7.3Eiser heeft de verklaringen van 21 april 2023 en 4 mei 2023 ingetrokken. Verweerder mocht niet aan die intrekking voorbijgaan. Zijn verklaringen kwamen onder druk tot stand. Eiser is door zijn collega’s overgehaald om te verklaren dat hij de joint had meegerookt. Zijn raadsman in het tweede verhoor heeft hem niet gewezen op de mogelijkheid zijn verklaring in te trekken. Door druk van de KMar en zijn collega’s durfde eiser niet op zijn eerste verklaring terug te komen. Pas toen hij werd gewezen op de mogelijkheid zijn verklaringen in te trekken heeft hij daarvan gebruikgemaakt.

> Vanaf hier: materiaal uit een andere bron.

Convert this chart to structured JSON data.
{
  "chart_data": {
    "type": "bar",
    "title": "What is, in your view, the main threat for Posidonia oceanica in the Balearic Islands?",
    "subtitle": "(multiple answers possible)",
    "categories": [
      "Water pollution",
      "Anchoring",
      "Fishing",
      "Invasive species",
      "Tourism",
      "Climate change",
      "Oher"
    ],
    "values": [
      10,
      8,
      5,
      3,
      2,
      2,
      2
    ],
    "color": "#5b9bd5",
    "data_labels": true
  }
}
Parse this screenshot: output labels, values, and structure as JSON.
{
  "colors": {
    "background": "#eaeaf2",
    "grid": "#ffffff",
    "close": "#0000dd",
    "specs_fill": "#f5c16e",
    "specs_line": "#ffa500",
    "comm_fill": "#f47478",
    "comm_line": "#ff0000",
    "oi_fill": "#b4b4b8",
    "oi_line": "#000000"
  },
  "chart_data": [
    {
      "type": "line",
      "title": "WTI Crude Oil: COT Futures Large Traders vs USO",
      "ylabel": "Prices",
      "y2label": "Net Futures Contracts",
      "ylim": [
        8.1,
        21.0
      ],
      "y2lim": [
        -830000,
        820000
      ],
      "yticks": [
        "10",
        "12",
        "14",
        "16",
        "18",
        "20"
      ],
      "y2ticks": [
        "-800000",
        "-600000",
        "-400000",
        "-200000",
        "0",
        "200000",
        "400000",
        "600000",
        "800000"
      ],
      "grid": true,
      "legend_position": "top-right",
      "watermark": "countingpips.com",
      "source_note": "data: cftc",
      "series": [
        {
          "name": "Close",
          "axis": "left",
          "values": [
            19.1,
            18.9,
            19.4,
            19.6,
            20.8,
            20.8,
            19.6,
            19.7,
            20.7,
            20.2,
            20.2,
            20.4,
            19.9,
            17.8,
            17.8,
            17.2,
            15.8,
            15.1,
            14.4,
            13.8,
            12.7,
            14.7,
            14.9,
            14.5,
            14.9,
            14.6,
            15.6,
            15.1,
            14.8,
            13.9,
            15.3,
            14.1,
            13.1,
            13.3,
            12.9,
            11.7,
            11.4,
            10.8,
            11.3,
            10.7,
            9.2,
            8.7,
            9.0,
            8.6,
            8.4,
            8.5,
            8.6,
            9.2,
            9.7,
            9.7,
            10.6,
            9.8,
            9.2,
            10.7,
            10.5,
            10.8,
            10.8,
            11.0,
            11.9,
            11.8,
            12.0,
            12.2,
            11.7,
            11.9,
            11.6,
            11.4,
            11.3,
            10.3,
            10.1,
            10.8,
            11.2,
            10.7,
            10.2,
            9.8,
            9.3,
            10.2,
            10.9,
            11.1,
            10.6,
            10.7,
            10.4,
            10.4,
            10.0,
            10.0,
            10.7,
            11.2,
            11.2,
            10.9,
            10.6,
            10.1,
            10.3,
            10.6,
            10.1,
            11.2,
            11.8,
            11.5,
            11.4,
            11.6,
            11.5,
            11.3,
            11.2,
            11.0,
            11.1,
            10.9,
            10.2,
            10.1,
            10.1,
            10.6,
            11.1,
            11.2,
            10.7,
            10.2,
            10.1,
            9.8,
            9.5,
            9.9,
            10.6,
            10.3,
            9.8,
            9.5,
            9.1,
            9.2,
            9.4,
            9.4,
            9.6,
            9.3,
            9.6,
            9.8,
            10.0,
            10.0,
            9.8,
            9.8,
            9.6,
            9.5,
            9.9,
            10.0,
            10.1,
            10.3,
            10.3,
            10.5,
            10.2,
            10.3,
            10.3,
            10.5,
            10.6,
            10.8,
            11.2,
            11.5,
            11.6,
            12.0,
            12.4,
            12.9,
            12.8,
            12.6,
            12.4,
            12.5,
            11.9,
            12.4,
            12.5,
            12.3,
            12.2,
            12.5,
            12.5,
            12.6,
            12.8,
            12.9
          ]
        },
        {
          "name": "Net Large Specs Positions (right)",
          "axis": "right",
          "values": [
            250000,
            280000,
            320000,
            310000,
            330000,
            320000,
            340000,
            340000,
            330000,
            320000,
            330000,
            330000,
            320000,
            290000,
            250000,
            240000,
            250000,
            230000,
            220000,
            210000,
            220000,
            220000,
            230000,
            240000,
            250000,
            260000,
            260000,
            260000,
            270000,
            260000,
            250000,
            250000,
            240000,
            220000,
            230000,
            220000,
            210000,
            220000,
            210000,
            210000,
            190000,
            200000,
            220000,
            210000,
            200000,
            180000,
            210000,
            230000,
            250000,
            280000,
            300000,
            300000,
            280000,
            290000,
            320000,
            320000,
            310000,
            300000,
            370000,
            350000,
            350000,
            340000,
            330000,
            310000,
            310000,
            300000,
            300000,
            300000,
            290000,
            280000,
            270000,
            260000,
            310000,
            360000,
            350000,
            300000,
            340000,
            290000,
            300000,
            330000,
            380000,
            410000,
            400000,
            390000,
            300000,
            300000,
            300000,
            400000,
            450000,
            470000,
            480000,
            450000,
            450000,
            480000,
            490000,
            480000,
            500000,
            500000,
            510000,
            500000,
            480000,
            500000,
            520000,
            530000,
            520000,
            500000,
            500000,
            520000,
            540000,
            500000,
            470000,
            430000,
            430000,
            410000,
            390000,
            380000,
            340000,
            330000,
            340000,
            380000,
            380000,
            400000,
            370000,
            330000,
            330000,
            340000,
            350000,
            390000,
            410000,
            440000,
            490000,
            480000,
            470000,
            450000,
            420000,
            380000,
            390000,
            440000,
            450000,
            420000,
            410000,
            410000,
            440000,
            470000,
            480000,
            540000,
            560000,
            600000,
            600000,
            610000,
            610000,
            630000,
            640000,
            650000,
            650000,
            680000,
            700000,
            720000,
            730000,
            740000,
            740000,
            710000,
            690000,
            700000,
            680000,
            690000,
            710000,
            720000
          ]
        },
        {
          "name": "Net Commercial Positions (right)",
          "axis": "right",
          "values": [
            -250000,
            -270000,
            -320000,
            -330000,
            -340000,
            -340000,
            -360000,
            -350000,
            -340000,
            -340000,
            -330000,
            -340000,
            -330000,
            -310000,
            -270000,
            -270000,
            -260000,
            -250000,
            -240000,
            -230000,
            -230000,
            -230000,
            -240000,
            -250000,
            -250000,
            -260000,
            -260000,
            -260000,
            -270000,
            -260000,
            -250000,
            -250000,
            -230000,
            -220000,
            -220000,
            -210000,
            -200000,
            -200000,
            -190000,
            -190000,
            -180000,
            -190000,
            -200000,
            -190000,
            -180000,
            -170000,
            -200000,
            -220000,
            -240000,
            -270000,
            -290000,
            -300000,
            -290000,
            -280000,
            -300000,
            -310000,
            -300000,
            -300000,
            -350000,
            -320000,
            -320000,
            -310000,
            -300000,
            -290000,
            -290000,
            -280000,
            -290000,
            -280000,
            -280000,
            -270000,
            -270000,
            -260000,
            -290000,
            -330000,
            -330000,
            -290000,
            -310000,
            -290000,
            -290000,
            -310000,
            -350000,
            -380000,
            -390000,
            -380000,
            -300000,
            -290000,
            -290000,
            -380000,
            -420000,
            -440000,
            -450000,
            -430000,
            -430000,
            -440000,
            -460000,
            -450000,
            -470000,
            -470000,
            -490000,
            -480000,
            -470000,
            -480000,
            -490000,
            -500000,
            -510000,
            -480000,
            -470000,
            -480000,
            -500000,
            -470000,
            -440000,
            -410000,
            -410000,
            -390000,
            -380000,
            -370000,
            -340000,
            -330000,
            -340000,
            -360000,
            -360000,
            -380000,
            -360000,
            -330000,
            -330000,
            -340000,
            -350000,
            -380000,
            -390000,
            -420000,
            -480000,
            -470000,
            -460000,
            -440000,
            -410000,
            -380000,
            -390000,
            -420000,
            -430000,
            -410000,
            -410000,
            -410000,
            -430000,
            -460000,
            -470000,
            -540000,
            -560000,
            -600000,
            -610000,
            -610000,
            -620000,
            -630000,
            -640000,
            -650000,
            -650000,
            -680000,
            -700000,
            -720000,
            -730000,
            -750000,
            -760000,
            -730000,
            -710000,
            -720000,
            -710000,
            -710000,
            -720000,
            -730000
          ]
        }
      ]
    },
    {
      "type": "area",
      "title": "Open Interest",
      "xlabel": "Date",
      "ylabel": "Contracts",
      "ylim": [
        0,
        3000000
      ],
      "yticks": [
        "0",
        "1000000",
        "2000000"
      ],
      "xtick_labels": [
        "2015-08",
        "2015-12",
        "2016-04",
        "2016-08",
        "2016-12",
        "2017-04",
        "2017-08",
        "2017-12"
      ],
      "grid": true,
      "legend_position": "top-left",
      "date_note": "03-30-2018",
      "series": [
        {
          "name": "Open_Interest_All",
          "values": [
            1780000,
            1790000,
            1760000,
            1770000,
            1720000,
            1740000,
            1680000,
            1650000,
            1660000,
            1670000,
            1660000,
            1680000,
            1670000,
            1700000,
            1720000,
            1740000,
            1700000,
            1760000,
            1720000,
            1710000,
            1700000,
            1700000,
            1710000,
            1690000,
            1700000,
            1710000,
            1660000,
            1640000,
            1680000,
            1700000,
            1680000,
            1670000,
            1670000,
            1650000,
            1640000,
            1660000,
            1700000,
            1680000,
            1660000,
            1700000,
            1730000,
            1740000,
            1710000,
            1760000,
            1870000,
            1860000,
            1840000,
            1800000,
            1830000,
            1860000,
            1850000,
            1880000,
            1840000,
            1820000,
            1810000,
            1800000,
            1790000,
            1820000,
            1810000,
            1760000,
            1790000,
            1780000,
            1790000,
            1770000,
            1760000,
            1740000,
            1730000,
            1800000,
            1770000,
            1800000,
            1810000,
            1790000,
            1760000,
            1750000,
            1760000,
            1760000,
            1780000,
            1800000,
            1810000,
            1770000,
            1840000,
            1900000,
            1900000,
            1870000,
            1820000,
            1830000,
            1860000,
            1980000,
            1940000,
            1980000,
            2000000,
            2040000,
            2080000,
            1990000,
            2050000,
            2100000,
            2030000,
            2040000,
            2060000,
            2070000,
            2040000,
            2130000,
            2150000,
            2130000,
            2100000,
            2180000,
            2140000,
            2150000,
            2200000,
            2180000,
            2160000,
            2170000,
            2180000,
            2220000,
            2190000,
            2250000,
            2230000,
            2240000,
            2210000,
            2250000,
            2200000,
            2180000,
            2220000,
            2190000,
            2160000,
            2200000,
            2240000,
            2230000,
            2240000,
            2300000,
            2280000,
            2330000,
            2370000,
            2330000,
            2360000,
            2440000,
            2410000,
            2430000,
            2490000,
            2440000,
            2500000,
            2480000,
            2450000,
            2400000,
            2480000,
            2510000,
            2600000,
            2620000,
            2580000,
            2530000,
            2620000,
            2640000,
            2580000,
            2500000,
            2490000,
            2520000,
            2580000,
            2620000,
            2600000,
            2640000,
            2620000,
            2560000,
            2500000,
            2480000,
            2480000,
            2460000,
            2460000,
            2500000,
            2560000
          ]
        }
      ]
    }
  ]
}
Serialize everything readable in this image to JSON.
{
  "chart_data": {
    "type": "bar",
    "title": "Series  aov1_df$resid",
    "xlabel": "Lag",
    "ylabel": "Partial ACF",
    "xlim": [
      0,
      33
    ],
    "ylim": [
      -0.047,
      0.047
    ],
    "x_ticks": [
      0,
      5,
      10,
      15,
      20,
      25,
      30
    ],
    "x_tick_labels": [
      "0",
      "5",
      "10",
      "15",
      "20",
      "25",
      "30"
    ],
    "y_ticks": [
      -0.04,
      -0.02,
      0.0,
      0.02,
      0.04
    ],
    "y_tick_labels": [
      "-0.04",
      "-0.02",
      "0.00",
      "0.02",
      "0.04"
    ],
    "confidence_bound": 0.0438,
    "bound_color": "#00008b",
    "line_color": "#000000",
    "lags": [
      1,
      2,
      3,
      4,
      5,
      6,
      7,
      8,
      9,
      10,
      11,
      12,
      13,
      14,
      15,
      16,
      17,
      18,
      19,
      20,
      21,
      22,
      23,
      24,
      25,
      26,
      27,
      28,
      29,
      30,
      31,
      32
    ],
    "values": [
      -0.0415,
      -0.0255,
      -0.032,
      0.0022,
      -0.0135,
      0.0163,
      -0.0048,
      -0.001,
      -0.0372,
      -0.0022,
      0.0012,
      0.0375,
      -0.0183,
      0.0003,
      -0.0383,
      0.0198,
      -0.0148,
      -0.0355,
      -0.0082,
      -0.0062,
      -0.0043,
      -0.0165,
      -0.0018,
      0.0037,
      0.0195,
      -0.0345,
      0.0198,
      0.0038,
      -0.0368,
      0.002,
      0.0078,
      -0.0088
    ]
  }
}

8. Het Drugsbeleid is bovendien in strijd met het evenredigheidsbeginsel, alsook met het gelijkheidsbeginsel en artikel 1 van de Grondwet. In het beleid wordt een ongerechtvaardigd onderscheid gemaakt tussen leden van de KMar en andere militairen. Verder maakt het Drugsbeleid geen verschil tussen enerzijds jonge militairen die de gevolgen van hun handelen, gezien hun jeugd en de daarvoor kenmerkende onvolwassenheid van de prefrontale cortex, onvoldoende kunnen overzien en anderzijds oudere militairen die dat wel kunnen. Bovendien wordt geen onderscheid gemaakt tussen eenmalig en structureel gebruik. Daarnaast wordt een kleine hoeveelheid softdrugs in Nederland gedoogd.
9. Het ontslag is verder onevenredig. Voor zover al sprake is van wangedrag kan het niet aan eiser worden toegerekend. Een incidentele uitglijder is kenmerkend voor het soms impulsieve en onbeheerste gedrag van jonge mensen met een onvolgroeide prefrontale cortex.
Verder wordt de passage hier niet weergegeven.